According to Group-IB threat intelligence data, in 2020 Joker’s Stash accounted for over 40% of all stolen bank card data traded in underground markets.
Group-IB’s head of cybercrime research unit Dmitry Shestakov commented: “Maintaining supply chains is essential for carders, hence, they are likely to migrate to other platforms.
“It’s of note, however, that Joker’s Stash’s closest rival held just above 15% of the carding market in 2020.”
The Singapore-based threat intelligence and digital forensics firm has been tracking incidents of cybercrime enabled by Joker’s Stash, such as credit card dumps, for some years.
“Joker’s Stash has been one of the most notorious underground cardshops for trafficking in stolen payment data,” Shestakov told The Daily Swig.
“It was used by carders to monetize major breaches of the past years – for instance, the biggest single card database ever on sale on dark net, [when] 1.3 million card records of primarily Indian banks [were] uploaded to the marketplace in October 2019,” he added.
Business as usual
The demise of Joker’s Stash – assuming it happens – is unlikely to have much on an effect on demand for, and trade in, compromised payment card data.

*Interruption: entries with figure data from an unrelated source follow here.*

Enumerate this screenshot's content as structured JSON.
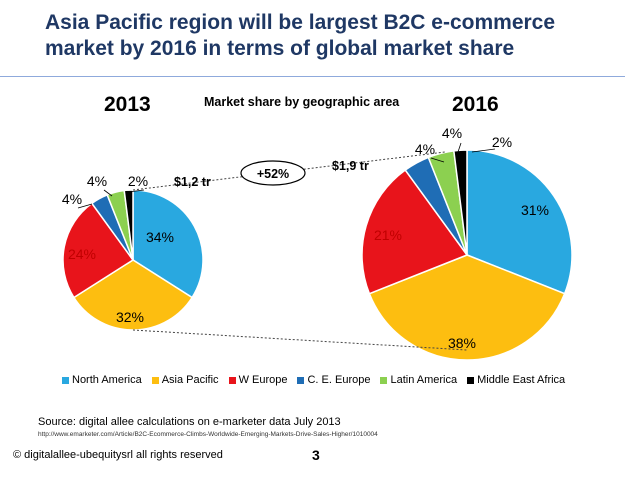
{
  "slide": {
    "title": "Asia Pacific region will be largest B2C e-commerce market by 2016 in terms of global market share",
    "subtitle": "Market share by geographic area",
    "year_left": "2013",
    "year_right": "2016",
    "total_left": "$1,2 tr",
    "total_right": "$1,9 tr",
    "growth": "+52%",
    "source": "Source: digital allee calculations on e-marketer data July 2013",
    "url": "http://www.emarketer.com/Article/B2C-Ecommerce-Climbs-Worldwide-Emerging-Markets-Drive-Sales-Higher/1010004",
    "footer": "© digitalallee-ubequitysrl  all rights reserved",
    "page_number": "3"
  },
  "chart_data": {
    "type": "pie",
    "series_names": [
      "North America",
      "Asia Pacific",
      "W Europe",
      "C. E. Europe",
      "Latin America",
      "Middle East Africa"
    ],
    "colors": [
      "#29a8e0",
      "#fdbe10",
      "#e8141b",
      "#1f6db5",
      "#8cd050",
      "#000000"
    ],
    "pies": [
      {
        "year": "2013",
        "total": "$1,2 tr",
        "values": [
          34,
          32,
          24,
          4,
          4,
          2
        ]
      },
      {
        "year": "2016",
        "total": "$1,9 tr",
        "values": [
          31,
          38,
          21,
          4,
          4,
          2
        ]
      }
    ],
    "annotation": "+52%",
    "legend_position": "bottom"
  }
}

Shestakov predicted: “The demand for stolen bank card data will remain, that’s why other carders, not connected with Joker’s Stash, will naturally shift to new marketplaces themselves, with no need for these venues to attract them.”
Cybercrime watchers Gemini Advisory agreed with this assessment, and noted that the “underground payment card economy is likely to remain largely unaffected by this shutdown”.

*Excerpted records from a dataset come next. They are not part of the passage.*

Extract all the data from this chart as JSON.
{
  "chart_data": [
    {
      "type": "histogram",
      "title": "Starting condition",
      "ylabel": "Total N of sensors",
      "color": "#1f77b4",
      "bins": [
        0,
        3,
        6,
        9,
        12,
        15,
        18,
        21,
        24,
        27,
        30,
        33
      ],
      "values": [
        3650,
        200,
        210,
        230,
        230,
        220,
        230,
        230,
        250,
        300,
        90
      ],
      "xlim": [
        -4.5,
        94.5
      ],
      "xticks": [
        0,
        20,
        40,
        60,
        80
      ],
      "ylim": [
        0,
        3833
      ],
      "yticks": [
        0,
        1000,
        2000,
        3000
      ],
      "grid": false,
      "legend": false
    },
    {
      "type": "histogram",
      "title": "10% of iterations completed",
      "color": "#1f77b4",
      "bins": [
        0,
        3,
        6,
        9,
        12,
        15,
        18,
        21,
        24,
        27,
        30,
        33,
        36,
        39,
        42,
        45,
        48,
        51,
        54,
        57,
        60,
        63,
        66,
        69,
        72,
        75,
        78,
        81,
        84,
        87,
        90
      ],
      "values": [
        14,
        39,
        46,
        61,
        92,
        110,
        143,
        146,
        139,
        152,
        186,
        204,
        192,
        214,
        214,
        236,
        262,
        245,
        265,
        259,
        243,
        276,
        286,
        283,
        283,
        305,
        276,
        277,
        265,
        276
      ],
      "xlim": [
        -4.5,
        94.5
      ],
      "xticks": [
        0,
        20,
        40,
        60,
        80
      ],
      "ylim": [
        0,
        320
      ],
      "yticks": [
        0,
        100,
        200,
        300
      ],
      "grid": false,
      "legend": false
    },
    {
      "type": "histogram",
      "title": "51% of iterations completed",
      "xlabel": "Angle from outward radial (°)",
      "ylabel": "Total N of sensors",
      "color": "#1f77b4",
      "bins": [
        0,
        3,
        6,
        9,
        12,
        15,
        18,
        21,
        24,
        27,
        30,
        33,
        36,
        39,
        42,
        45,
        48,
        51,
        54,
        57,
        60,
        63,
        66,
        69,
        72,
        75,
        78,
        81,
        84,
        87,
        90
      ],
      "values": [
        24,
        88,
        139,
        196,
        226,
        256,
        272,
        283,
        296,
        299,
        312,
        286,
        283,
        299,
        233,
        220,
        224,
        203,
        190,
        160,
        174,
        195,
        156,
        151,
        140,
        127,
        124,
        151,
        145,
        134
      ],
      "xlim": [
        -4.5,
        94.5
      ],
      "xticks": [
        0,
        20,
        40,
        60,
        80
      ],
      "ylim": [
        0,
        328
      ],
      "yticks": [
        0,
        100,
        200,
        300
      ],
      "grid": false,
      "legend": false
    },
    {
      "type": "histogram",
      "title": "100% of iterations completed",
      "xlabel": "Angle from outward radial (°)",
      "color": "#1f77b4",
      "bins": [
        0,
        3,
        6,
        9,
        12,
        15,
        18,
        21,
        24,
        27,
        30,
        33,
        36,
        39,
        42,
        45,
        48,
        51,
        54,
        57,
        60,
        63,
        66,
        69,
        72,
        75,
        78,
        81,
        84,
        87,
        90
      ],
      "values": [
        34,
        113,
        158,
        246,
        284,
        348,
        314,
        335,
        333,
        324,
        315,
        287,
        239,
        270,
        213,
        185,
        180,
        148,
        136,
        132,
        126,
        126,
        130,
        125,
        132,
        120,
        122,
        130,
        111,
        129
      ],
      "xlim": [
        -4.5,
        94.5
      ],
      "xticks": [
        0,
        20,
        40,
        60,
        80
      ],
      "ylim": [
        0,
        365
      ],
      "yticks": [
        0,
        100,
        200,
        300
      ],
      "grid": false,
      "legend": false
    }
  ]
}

They added that while Joker’s Stash was the largest in the carding space, it “also exhibited a severe decline in the volume of compromised records posted over the past six months”.

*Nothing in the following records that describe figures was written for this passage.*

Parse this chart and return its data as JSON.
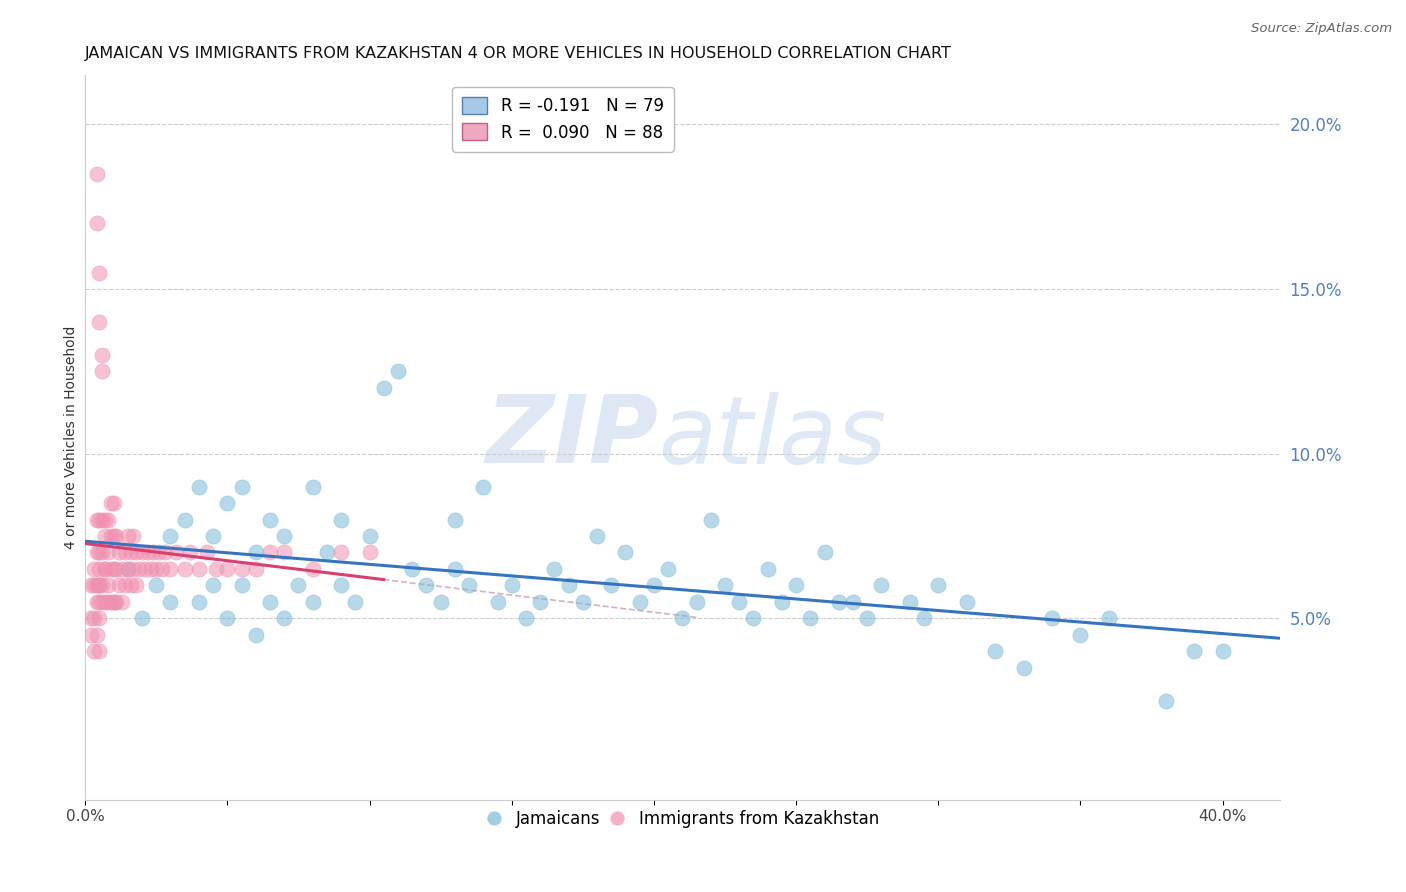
{
  "title": "JAMAICAN VS IMMIGRANTS FROM KAZAKHSTAN 4 OR MORE VEHICLES IN HOUSEHOLD CORRELATION CHART",
  "source": "Source: ZipAtlas.com",
  "ylabel": "4 or more Vehicles in Household",
  "xlim": [
    0.0,
    0.42
  ],
  "ylim": [
    -0.005,
    0.215
  ],
  "xticks": [
    0.0,
    0.05,
    0.1,
    0.15,
    0.2,
    0.25,
    0.3,
    0.35,
    0.4
  ],
  "xticklabels": [
    "0.0%",
    "",
    "",
    "",
    "",
    "",
    "",
    "",
    "40.0%"
  ],
  "yticks_right": [
    0.0,
    0.05,
    0.1,
    0.15,
    0.2
  ],
  "ytick_right_labels": [
    "",
    "5.0%",
    "10.0%",
    "15.0%",
    "20.0%"
  ],
  "blue_color": "#7bb8d8",
  "pink_color": "#f090b0",
  "blue_trend_color": "#3575c0",
  "pink_trend_color": "#d84070",
  "diag_color": "#c8a0b0",
  "grid_color": "#cccccc",
  "background_color": "#ffffff",
  "watermark_zip": "ZIP",
  "watermark_atlas": "atlas",
  "title_fontsize": 11.5,
  "axis_label_fontsize": 10,
  "tick_fontsize": 11,
  "right_tick_color": "#5080c0",
  "blue_dots_x": [
    0.005,
    0.01,
    0.015,
    0.02,
    0.025,
    0.03,
    0.03,
    0.035,
    0.04,
    0.04,
    0.045,
    0.045,
    0.05,
    0.05,
    0.055,
    0.055,
    0.06,
    0.06,
    0.065,
    0.065,
    0.07,
    0.07,
    0.075,
    0.08,
    0.08,
    0.085,
    0.09,
    0.09,
    0.095,
    0.1,
    0.105,
    0.11,
    0.115,
    0.12,
    0.125,
    0.13,
    0.13,
    0.135,
    0.14,
    0.145,
    0.15,
    0.155,
    0.16,
    0.165,
    0.17,
    0.175,
    0.18,
    0.185,
    0.19,
    0.195,
    0.2,
    0.205,
    0.21,
    0.215,
    0.22,
    0.225,
    0.23,
    0.235,
    0.24,
    0.245,
    0.25,
    0.255,
    0.26,
    0.265,
    0.27,
    0.275,
    0.28,
    0.29,
    0.295,
    0.3,
    0.31,
    0.32,
    0.33,
    0.34,
    0.35,
    0.36,
    0.38,
    0.39,
    0.4
  ],
  "blue_dots_y": [
    0.06,
    0.055,
    0.065,
    0.05,
    0.06,
    0.075,
    0.055,
    0.08,
    0.09,
    0.055,
    0.075,
    0.06,
    0.085,
    0.05,
    0.09,
    0.06,
    0.07,
    0.045,
    0.08,
    0.055,
    0.075,
    0.05,
    0.06,
    0.09,
    0.055,
    0.07,
    0.08,
    0.06,
    0.055,
    0.075,
    0.12,
    0.125,
    0.065,
    0.06,
    0.055,
    0.08,
    0.065,
    0.06,
    0.09,
    0.055,
    0.06,
    0.05,
    0.055,
    0.065,
    0.06,
    0.055,
    0.075,
    0.06,
    0.07,
    0.055,
    0.06,
    0.065,
    0.05,
    0.055,
    0.08,
    0.06,
    0.055,
    0.05,
    0.065,
    0.055,
    0.06,
    0.05,
    0.07,
    0.055,
    0.055,
    0.05,
    0.06,
    0.055,
    0.05,
    0.06,
    0.055,
    0.04,
    0.035,
    0.05,
    0.045,
    0.05,
    0.025,
    0.04,
    0.04
  ],
  "pink_dots_x": [
    0.002,
    0.002,
    0.002,
    0.003,
    0.003,
    0.003,
    0.003,
    0.004,
    0.004,
    0.004,
    0.004,
    0.004,
    0.005,
    0.005,
    0.005,
    0.005,
    0.005,
    0.005,
    0.005,
    0.006,
    0.006,
    0.006,
    0.006,
    0.007,
    0.007,
    0.007,
    0.007,
    0.007,
    0.008,
    0.008,
    0.008,
    0.008,
    0.009,
    0.009,
    0.009,
    0.009,
    0.01,
    0.01,
    0.01,
    0.01,
    0.011,
    0.011,
    0.011,
    0.012,
    0.012,
    0.013,
    0.013,
    0.014,
    0.014,
    0.015,
    0.015,
    0.016,
    0.016,
    0.017,
    0.017,
    0.018,
    0.018,
    0.019,
    0.02,
    0.021,
    0.022,
    0.023,
    0.024,
    0.025,
    0.026,
    0.027,
    0.028,
    0.03,
    0.032,
    0.035,
    0.037,
    0.04,
    0.043,
    0.046,
    0.05,
    0.055,
    0.06,
    0.065,
    0.07,
    0.08,
    0.09,
    0.1,
    0.004,
    0.004,
    0.005,
    0.005,
    0.006,
    0.006
  ],
  "pink_dots_y": [
    0.05,
    0.06,
    0.045,
    0.06,
    0.05,
    0.065,
    0.04,
    0.06,
    0.07,
    0.055,
    0.08,
    0.045,
    0.06,
    0.07,
    0.055,
    0.08,
    0.065,
    0.05,
    0.04,
    0.06,
    0.07,
    0.08,
    0.055,
    0.065,
    0.075,
    0.055,
    0.08,
    0.065,
    0.06,
    0.07,
    0.08,
    0.055,
    0.065,
    0.075,
    0.085,
    0.055,
    0.065,
    0.075,
    0.055,
    0.085,
    0.065,
    0.075,
    0.055,
    0.07,
    0.06,
    0.065,
    0.055,
    0.07,
    0.06,
    0.065,
    0.075,
    0.06,
    0.07,
    0.065,
    0.075,
    0.06,
    0.07,
    0.065,
    0.07,
    0.065,
    0.07,
    0.065,
    0.07,
    0.065,
    0.07,
    0.065,
    0.07,
    0.065,
    0.07,
    0.065,
    0.07,
    0.065,
    0.07,
    0.065,
    0.065,
    0.065,
    0.065,
    0.07,
    0.07,
    0.065,
    0.07,
    0.07,
    0.185,
    0.17,
    0.155,
    0.14,
    0.13,
    0.125
  ]
}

Group-IB declined to offer the names of specific marketplaces that may be in the ascendency in “order to not advertise them and generate traffic for cybercriminals”.
The company did however say that these services all make an illicit income in much the same way as the soon-to-shut Joker’s Stash.
Shestakov explained: “Joker’s Stash business model in which the cardshop owners receive interest from the data sold on the marketplace by third party vendors is not unique and [is] quite widespread among other platforms.
“Payment data traders have access to a cardshop’s seller panel through which they can upload bank cards and then monitor their profits and how many records have been sold.”